How can the free software movement improve its communication?

One thing that is challenging the free software movement is communication.

Communication skills are quite a “known skill” – persuading people is not really cutting edge – people have been persuading other people about $stuff since forever.

Communication?

Communication?

The question is, therefore, how we can be better at communicating free software, given we know how things, historically, have worked for others?

Example 1: The Open Data Movement.
The open data movement is not the same as the free software movement, but *is* much younger.The open data movement has had considerable success in various fields, and considering that in 2008, barely anyone had heard of it, has had a meteoric rise to popularity.

Why is that? What has it done that we can copy and emulate?

Example 2: Wikimedia Foundation.
Wikipedia is not, in essence, a free software project (it’s a free knowledge project) but it communicates better than the free software movement.

Find someway you’re happy with to watch their videos and tell me they don’t manage to communicate in powerful ways::

Pink Floyd, Baking and Whitewater Kayaking – The Impact of Wikipedia

The Impact of Wikipedia

Children in Peru write their own history on Wikipedia

Children in Peru write their own history on Wikipedia
The free software movement has code that powers millions of servers, that runs in space, that has connected millions of people, that has underlined millions of businesses… but we don’t talk about it.

Perhaps we could start doing?
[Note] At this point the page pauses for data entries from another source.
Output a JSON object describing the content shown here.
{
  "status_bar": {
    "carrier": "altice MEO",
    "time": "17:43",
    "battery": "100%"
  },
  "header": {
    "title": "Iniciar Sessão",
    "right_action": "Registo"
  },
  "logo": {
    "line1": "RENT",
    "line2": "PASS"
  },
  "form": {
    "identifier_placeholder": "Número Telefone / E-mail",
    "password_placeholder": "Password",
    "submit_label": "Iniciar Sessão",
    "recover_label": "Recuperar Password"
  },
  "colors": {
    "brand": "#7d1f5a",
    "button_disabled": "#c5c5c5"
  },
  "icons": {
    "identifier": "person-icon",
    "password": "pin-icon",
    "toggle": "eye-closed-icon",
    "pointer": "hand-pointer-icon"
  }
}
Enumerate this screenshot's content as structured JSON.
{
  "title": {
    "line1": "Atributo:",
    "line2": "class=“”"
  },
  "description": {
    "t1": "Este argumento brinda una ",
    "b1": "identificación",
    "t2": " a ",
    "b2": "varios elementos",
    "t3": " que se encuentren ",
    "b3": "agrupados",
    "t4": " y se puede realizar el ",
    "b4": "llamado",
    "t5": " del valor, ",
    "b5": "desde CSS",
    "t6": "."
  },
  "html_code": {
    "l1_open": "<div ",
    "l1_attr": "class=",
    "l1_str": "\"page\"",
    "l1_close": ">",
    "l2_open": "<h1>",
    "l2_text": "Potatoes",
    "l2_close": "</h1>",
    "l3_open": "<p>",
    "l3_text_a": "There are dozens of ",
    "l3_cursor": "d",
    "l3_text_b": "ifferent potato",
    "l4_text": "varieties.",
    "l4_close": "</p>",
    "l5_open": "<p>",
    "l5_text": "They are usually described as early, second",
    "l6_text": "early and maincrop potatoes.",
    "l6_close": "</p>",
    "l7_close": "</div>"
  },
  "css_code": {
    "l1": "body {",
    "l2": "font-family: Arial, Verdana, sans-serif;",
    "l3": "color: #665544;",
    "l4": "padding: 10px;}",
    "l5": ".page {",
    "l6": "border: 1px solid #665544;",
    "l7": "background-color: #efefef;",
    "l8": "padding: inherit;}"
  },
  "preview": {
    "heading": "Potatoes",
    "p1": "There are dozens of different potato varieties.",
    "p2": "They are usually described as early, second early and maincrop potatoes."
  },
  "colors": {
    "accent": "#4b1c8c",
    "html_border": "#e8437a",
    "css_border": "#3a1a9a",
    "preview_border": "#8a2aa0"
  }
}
How?

Example 3: Coding as standard for schools.
In the UK we’ve seen massive boosts in young people coding – there’s a massive push to get young people not just to be passive consumers but to be creators. This is the proverbial, “everyone plays games, but only a few people know how to make them” or “everyone uses apps on their phone, but how can you personally make one?”. With the rPi and all that that brings, we have free software, for the first time ever, being pushed into the hands of school children.

This is tremendous news – and a massive opportunity. How can we communicate better about this?
Find someway you’re happy to watch this:

What Most Schools Don't Teach

Mark Zuckerberg on helping others learn to code

(How the above got 9 million views this year)
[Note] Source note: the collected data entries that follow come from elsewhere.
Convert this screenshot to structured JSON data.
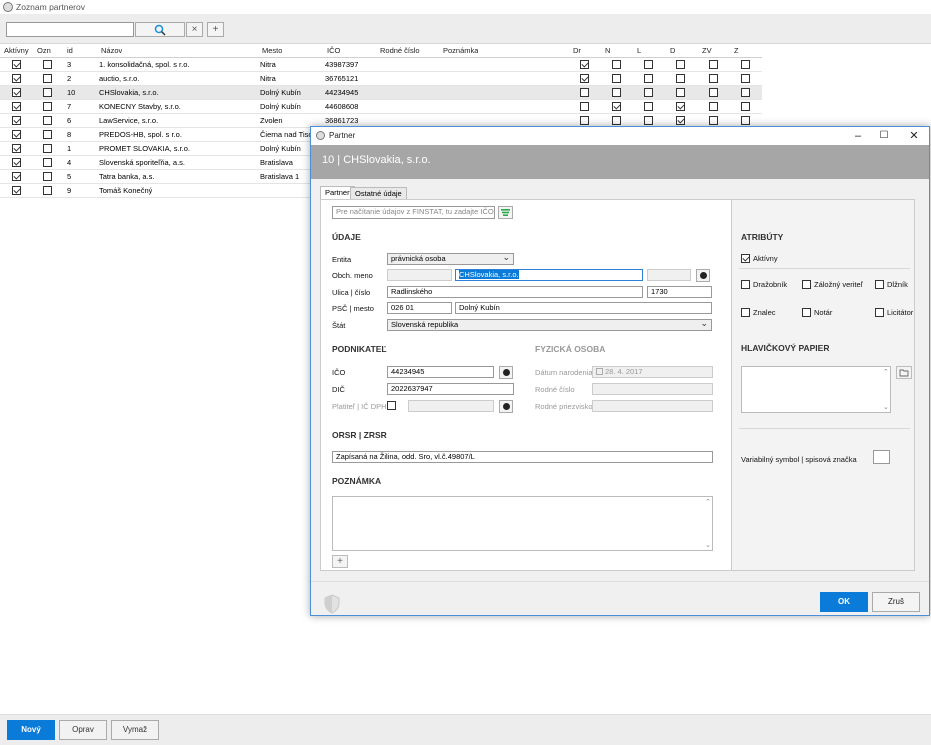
{
  "main": {
    "title": "Zoznam partnerov",
    "toolbar": {
      "search_value": "",
      "search_icon": "search-icon",
      "clear_glyph": "×",
      "add_glyph": "+"
    }
  },
  "grid": {
    "headers": [
      "Aktívny",
      "Ozn",
      "id",
      "Názov",
      "Mesto",
      "IČO",
      "Rodné číslo",
      "Poznámka",
      "Dr",
      "N",
      "L",
      "D",
      "ZV",
      "Z"
    ],
    "rows": [
      {
        "aktivny": true,
        "ozn": false,
        "id": "3",
        "nazov": "1. konsolidačná, spol. s r.o.",
        "mesto": "Nitra",
        "ico": "43987397",
        "flags": [
          true,
          false,
          false,
          false,
          false,
          false
        ],
        "selected": false
      },
      {
        "aktivny": true,
        "ozn": false,
        "id": "2",
        "nazov": "auctio, s.r.o.",
        "mesto": "Nitra",
        "ico": "36765121",
        "flags": [
          true,
          false,
          false,
          false,
          false,
          false
        ],
        "selected": false
      },
      {
        "aktivny": true,
        "ozn": false,
        "id": "10",
        "nazov": "CHSlovakia, s.r.o.",
        "mesto": "Dolný Kubín",
        "ico": "44234945",
        "flags": [
          false,
          false,
          false,
          false,
          false,
          false
        ],
        "selected": true
      },
      {
        "aktivny": true,
        "ozn": false,
        "id": "7",
        "nazov": "KONECNY Stavby, s.r.o.",
        "mesto": "Dolný Kubín",
        "ico": "44608608",
        "flags": [
          false,
          true,
          false,
          true,
          false,
          false
        ],
        "selected": false
      },
      {
        "aktivny": true,
        "ozn": false,
        "id": "6",
        "nazov": "LawService, s.r.o.",
        "mesto": "Zvolen",
        "ico": "36861723",
        "flags": [
          false,
          false,
          false,
          true,
          false,
          false
        ],
        "selected": false
      },
      {
        "aktivny": true,
        "ozn": false,
        "id": "8",
        "nazov": "PREDOS-HB, spol. s r.o.",
        "mesto": "Čierna nad Tisou",
        "ico": "",
        "flags": [
          false,
          false,
          false,
          false,
          false,
          false
        ],
        "selected": false
      },
      {
        "aktivny": true,
        "ozn": false,
        "id": "1",
        "nazov": "PROMET SLOVAKIA, s.r.o.",
        "mesto": "Dolný Kubín",
        "ico": "",
        "flags": [
          false,
          false,
          false,
          false,
          false,
          false
        ],
        "selected": false
      },
      {
        "aktivny": true,
        "ozn": false,
        "id": "4",
        "nazov": "Slovenská sporiteľňa, a.s.",
        "mesto": "Bratislava",
        "ico": "",
        "flags": [
          false,
          false,
          false,
          false,
          false,
          false
        ],
        "selected": false
      },
      {
        "aktivny": true,
        "ozn": false,
        "id": "5",
        "nazov": "Tatra banka, a.s.",
        "mesto": "Bratislava 1",
        "ico": "",
        "flags": [
          false,
          false,
          false,
          false,
          false,
          false
        ],
        "selected": false
      },
      {
        "aktivny": true,
        "ozn": false,
        "id": "9",
        "nazov": "Tomáš Konečný",
        "mesto": "",
        "ico": "",
        "flags": [
          false,
          false,
          false,
          false,
          false,
          false
        ],
        "selected": false
      }
    ]
  },
  "bottom": {
    "new_label": "Nový",
    "edit_label": "Oprav",
    "delete_label": "Vymaž"
  },
  "dialog": {
    "title": "Partner",
    "header": "10 | CHSlovakia, s.r.o.",
    "tabs": [
      "Partner",
      "Ostatné údaje"
    ],
    "finstat_placeholder": "Pre načítanie údajov z FINSTAT, tu zadajte IČO",
    "udaje": {
      "section": "ÚDAJE",
      "entita_label": "Entita",
      "entita_value": "právnická osoba",
      "obch_label": "Obch. meno",
      "obch_value": "CHSlovakia, s.r.o.",
      "ulica_label": "Ulica | číslo",
      "ulica_value": "Radlinského",
      "cislo_value": "1730",
      "psc_label": "PSČ | mesto",
      "psc_value": "026 01",
      "mesto_value": "Dolný Kubín",
      "stat_label": "Štát",
      "stat_value": "Slovenská republika"
    },
    "podnikatel": {
      "section": "PODNIKATEĽ",
      "ico_label": "IČO",
      "ico_value": "44234945",
      "dic_label": "DIČ",
      "dic_value": "2022637947",
      "dph_label": "Platiteľ | IČ DPH"
    },
    "fyzicka": {
      "section": "FYZICKÁ OSOBA",
      "datum_label": "Dátum narodenia",
      "datum_value": "28.  4. 2017",
      "rc_label": "Rodné číslo",
      "rp_label": "Rodné priezvisko"
    },
    "orsr": {
      "section": "ORSR | ZRSR",
      "value": "Zapísaná na Žilina, odd. Sro, vl.č.49807/L"
    },
    "poznamka": {
      "section": "POZNÁMKA"
    },
    "atributy": {
      "section": "ATRIBÚTY",
      "aktivny": "Aktívny",
      "drazobnik": "Dražobník",
      "zalozny": "Záložný veriteľ",
      "dlznik": "Dlžník",
      "znalec": "Znalec",
      "notar": "Notár",
      "licitator": "Licitátor"
    },
    "hlavickovy": {
      "section": "HLAVIČKOVÝ PAPIER"
    },
    "variabilny_label": "Variabilný symbol | spisová značka",
    "ok_label": "OK",
    "cancel_label": "Zruš",
    "window_controls": {
      "minimize": "–",
      "maximize": "☐",
      "close": "✕"
    }
  }
}
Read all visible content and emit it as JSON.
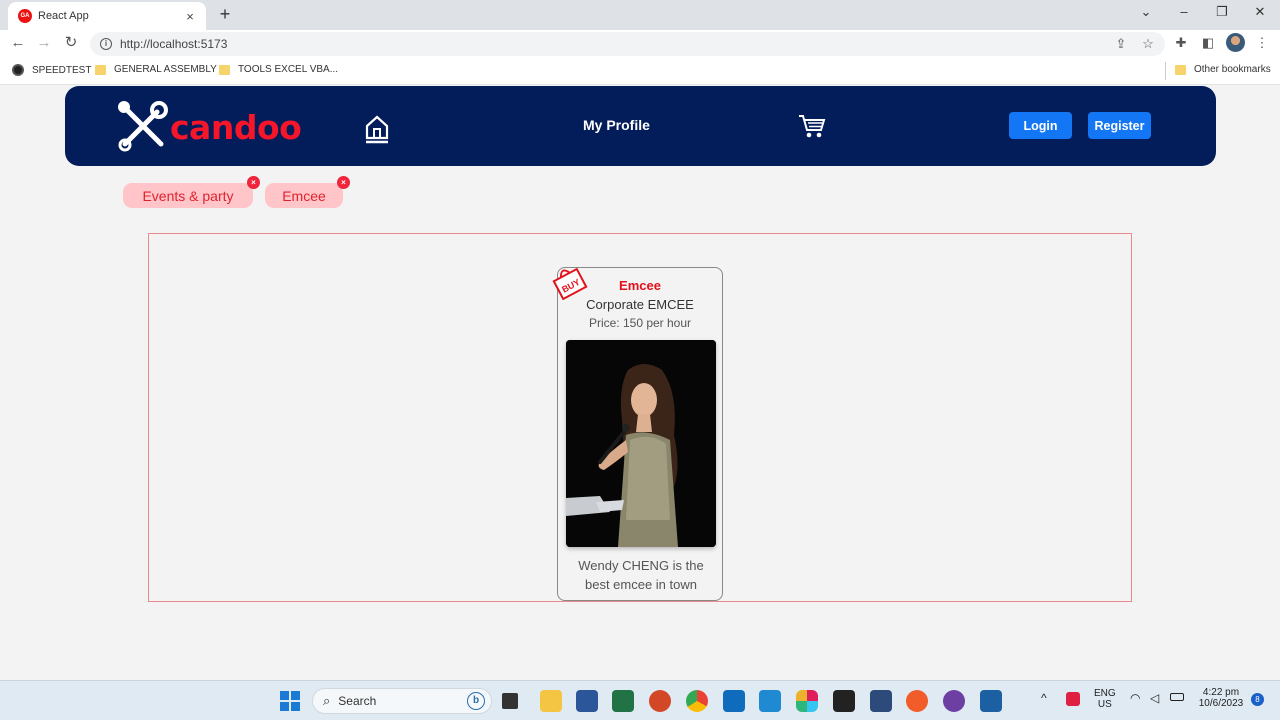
{
  "browser": {
    "tab": {
      "title": "React App",
      "favicon": "GA"
    },
    "url": "http://localhost:5173",
    "bookmarks": [
      {
        "label": "SPEEDTEST"
      },
      {
        "label": "GENERAL ASSEMBLY"
      },
      {
        "label": "TOOLS EXCEL VBA..."
      }
    ],
    "other_bookmarks": "Other bookmarks"
  },
  "navbar": {
    "brand": "candoo",
    "profile_label": "My Profile",
    "login_label": "Login",
    "register_label": "Register",
    "background_color": "#031c5a",
    "accent_color": "#f5162a",
    "button_color": "#1377f5"
  },
  "filters": [
    {
      "label": "Events & party",
      "remove_icon": "×"
    },
    {
      "label": "Emcee",
      "remove_icon": "×"
    }
  ],
  "listing": {
    "badge": "BUY",
    "category": "Emcee",
    "title": "Corporate EMCEE",
    "price": "Price: 150 per hour",
    "description": "Wendy CHENG is the best emcee in town",
    "image_alt": "Woman speaking into a microphone"
  },
  "taskbar": {
    "search_placeholder": "Search",
    "language": "ENG",
    "region": "US",
    "time": "4:22 pm",
    "date": "10/6/2023",
    "notification_count": "8"
  }
}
It’s 2013. From that video, go back and look at how many people in that video, work for organisations that aren’t businesses primarily based around free software infrastructure. I count, two, arguably soon, one?

In 2013, to have a job, how can you afford for it not to be free software? how can we communicate that if you’re looking for work in today’s world, employers are crying out for experience with free software systems? I mean, really, seriously, ASP.net isn’t a threat, it’s a joke. How can we get that across to people?

Basically, I think better things could be done, and the people who do those things, are the ones that will choose which way the future goes.

One Response to “ How can the free software movement improve its communication? ”

  1. Thomas Jollans

    While I’m not arguing with you, I think all your examples have it a lot easier than the free software movement. Open Data and Wikimedia benefit from a broadly-accepted notion that knowledge is good, and making it widely accessible (a.k.a. education) benefits society. Of course the free software movement is founded on similar principles, but to tap into the same fundamental acceptance software has to be identified as the kind of knowledge that should be public, rather than the kind of secret that secures jobs, and overcome a broad acceptance of patents/”IP” and fear of Chinese plagiarism.

    Coding in schools is playing in a completely different league: there is obviously a lot of money involved, from industry lobbying to parents dreaming of their kid being The Next Bill Gates.

    But back to the original question: The idea that “we need to persuade people” is all well and good, but who are you trying to persuade to do what? Free software already IS everywhere. Apart from in large companies that have an established Microsoft or Oracle infrastructure, more often than not, free software wins simply by being the best tool for the job.